Asymptotic growth of the price of anarchy for polynomial latency functions in selfish routing

Question

In Proposition 5.1 in http://timroughgarden.org/papers/indep.pdf the claim is that $$ \left(1 - \frac{p}{(p+1)^{\frac{p+1}{p}}}\right) = \Theta\left(\frac{\ln(p)}{p}\right) $$ but it is never proven. Asking wolframalpha.com it indeed gives this result. It does something with a generalized Puiseux series of which I have never heard.

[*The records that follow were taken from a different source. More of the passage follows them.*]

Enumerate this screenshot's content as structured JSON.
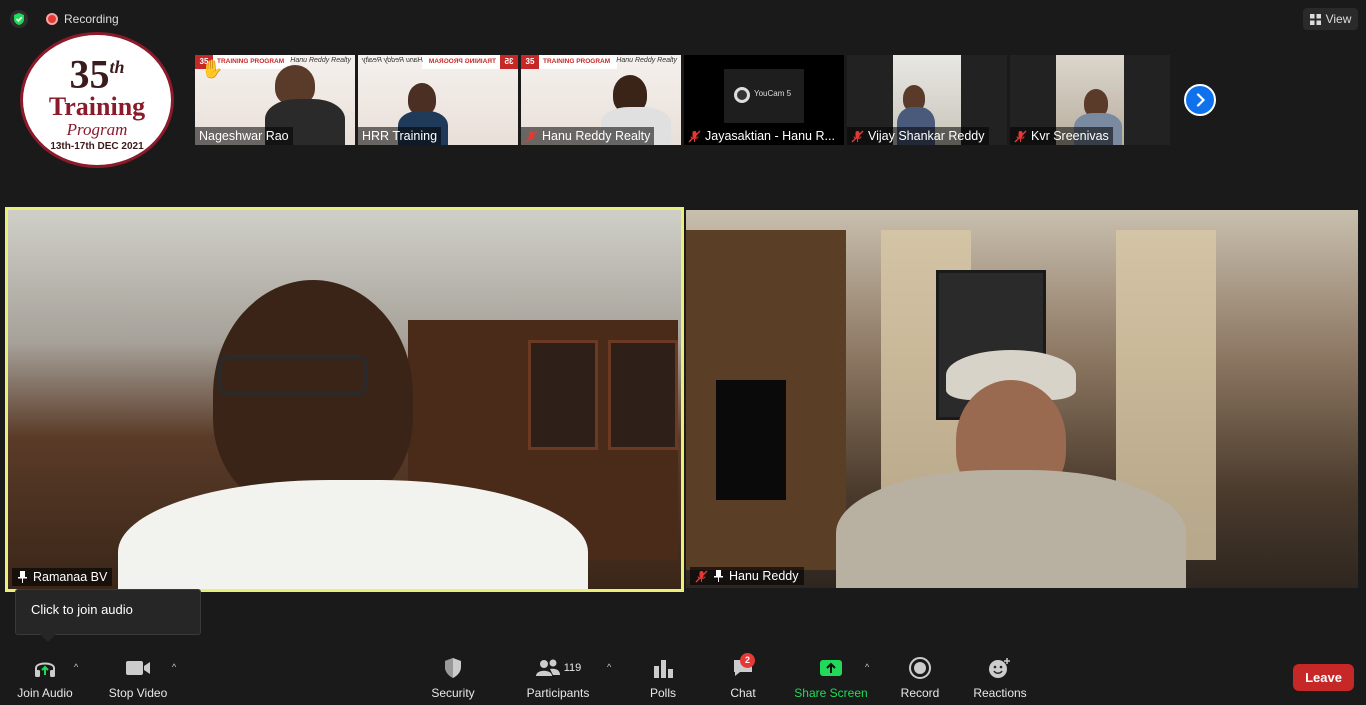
{
  "recording": {
    "label": "Recording"
  },
  "view_button": {
    "label": "View"
  },
  "logo": {
    "number": "35",
    "suffix": "th",
    "line1": "Training",
    "line2": "Program",
    "dates": "13th-17th DEC 2021"
  },
  "slide": {
    "banner": "35",
    "banner_text": "TRAINING PROGRAM",
    "logo_text": "Hanu Reddy Realty"
  },
  "thumbnails": [
    {
      "name": "Nageshwar Rao",
      "muted": false
    },
    {
      "name": "HRR Training",
      "muted": false
    },
    {
      "name": "Hanu Reddy Realty",
      "muted": true
    },
    {
      "name": "Jayasaktian - Hanu R...",
      "muted": true,
      "content": "YouCam 5"
    },
    {
      "name": "Vijay Shankar Reddy",
      "muted": true
    },
    {
      "name": "Kvr Sreenivas",
      "muted": true
    }
  ],
  "main_videos": [
    {
      "name": "Ramanaa BV",
      "pinned": true,
      "muted": false,
      "active_speaker": true
    },
    {
      "name": "Hanu Reddy",
      "pinned": true,
      "muted": true,
      "active_speaker": false
    }
  ],
  "tooltip": {
    "text": "Click to join audio"
  },
  "toolbar": {
    "join_audio": "Join Audio",
    "stop_video": "Stop Video",
    "security": "Security",
    "participants": "Participants",
    "participants_count": "119",
    "polls": "Polls",
    "chat": "Chat",
    "chat_badge": "2",
    "share_screen": "Share Screen",
    "record": "Record",
    "reactions": "Reactions",
    "leave": "Leave"
  },
  "colors": {
    "accent": "#0e72ed",
    "share_green": "#23d959",
    "leave_red": "#c62828",
    "active_border": "#e8ef7a"
  }
}
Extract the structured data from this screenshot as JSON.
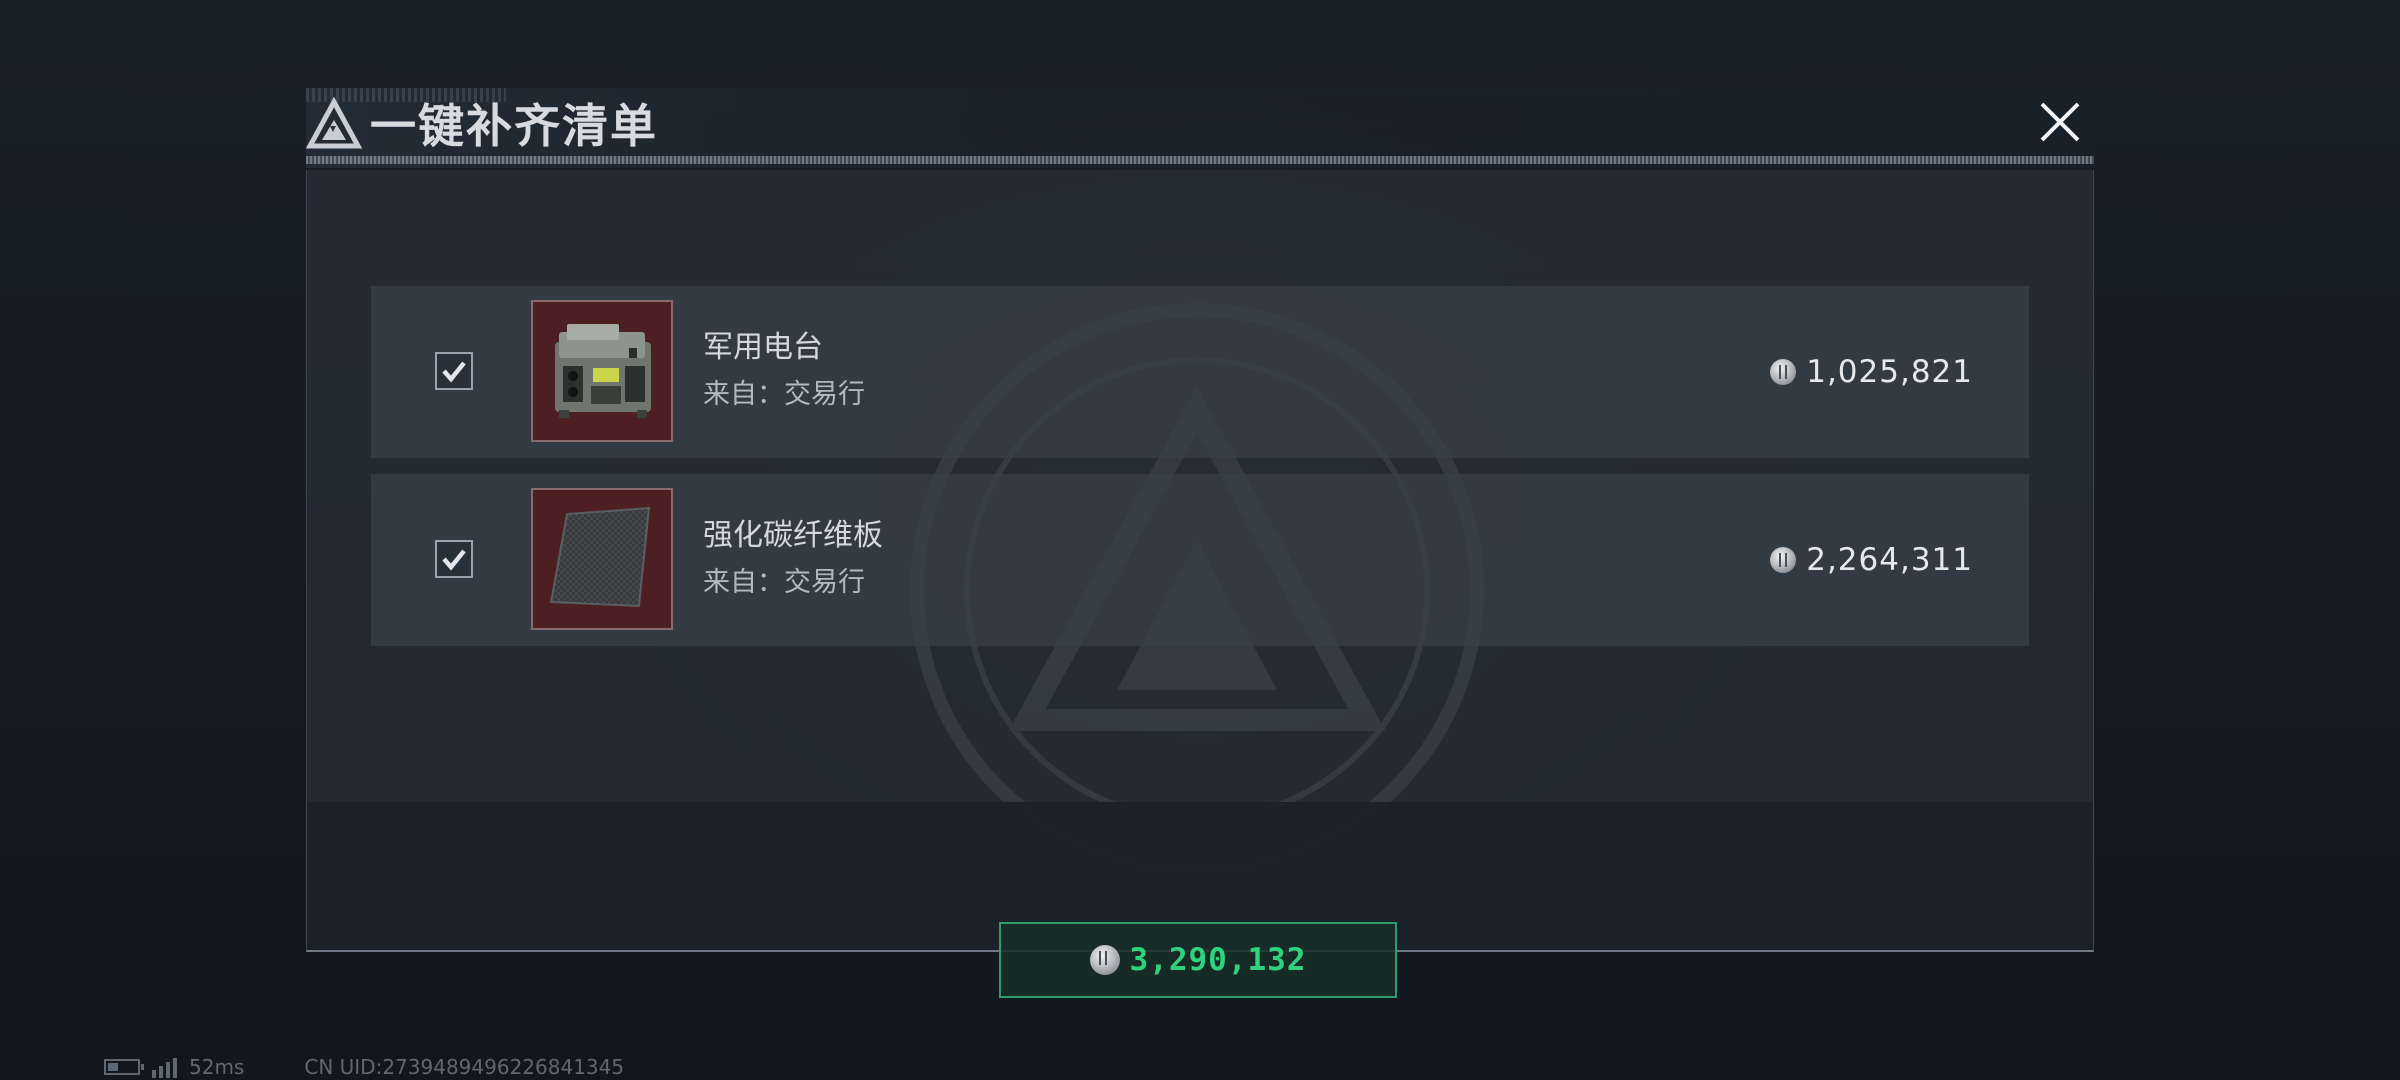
{
  "dialog": {
    "title": "一键补齐清单",
    "close_icon": "close-icon",
    "logo_icon": "triangle-logo-icon"
  },
  "items": [
    {
      "name": "军用电台",
      "source": "来自：交易行",
      "price": "1,025,821",
      "checked": true,
      "icon": "military-radio-icon"
    },
    {
      "name": "强化碳纤维板",
      "source": "来自：交易行",
      "price": "2,264,311",
      "checked": true,
      "icon": "carbon-fiber-plate-icon"
    }
  ],
  "total": {
    "value": "3,290,132",
    "color": "#2fd37f"
  },
  "status": {
    "ping": "52ms",
    "uid": "CN UID:2739489496226841345"
  },
  "colors": {
    "accent_green": "#2fd37f",
    "item_bg": "#4e1f22"
  }
}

Is there an easy way to obtain this asymptotic behavior?

Answer 1

Start with $$A={(p+1)^{\frac{p+1}{p}}}\implies \log(A)={\frac{p+1}{p}}\log(p+1)$$ $$\log(A)=\log \left({p}\right)+\frac{1+\log \left({p}\right)}{p}+\frac{1}{2 p^2}-\frac{1}{6 p^3}+O\left(\frac{1}{p^4}\right)$$ $$A=e^{\log(A)}=p+\left(1+\log \left({p}\right)\right)+\frac{\left(1+\log \left({p}\right)\right)^2+1}{2 p}+O\left(\frac{1}{p^2}\right)$$ Continuing the process $$\left(1 - \frac{p}{(p+1)^{\frac{p+1}{p}}}\right)=\frac{1+\log \left({p}\right)}{p}-\frac{(2+\log \left({p}\right)) \log \left({p}\right)}{2p^2}+O\left(\frac{1}{p^3}\right)$$

Trying for $p=10$, the exact value is $0.2847$ while the truncated expansion gives $0.2807$

Edit

We could do a better approximation using Padé-like approximants to get for the expression $$\frac{6 p+4}{6 p^2+4 p+3}+\frac{2 p-1 }{2 p^2+p+1}\log (p)-\frac{\log ^2(p)}{2 \left(p^2+p+1\right)}+\frac{\log ^3(p)}{6 p \left(p^2+p+1\right)}$$ which, for $p=10$, would give $0.28483$ while the exact value is $0.28473$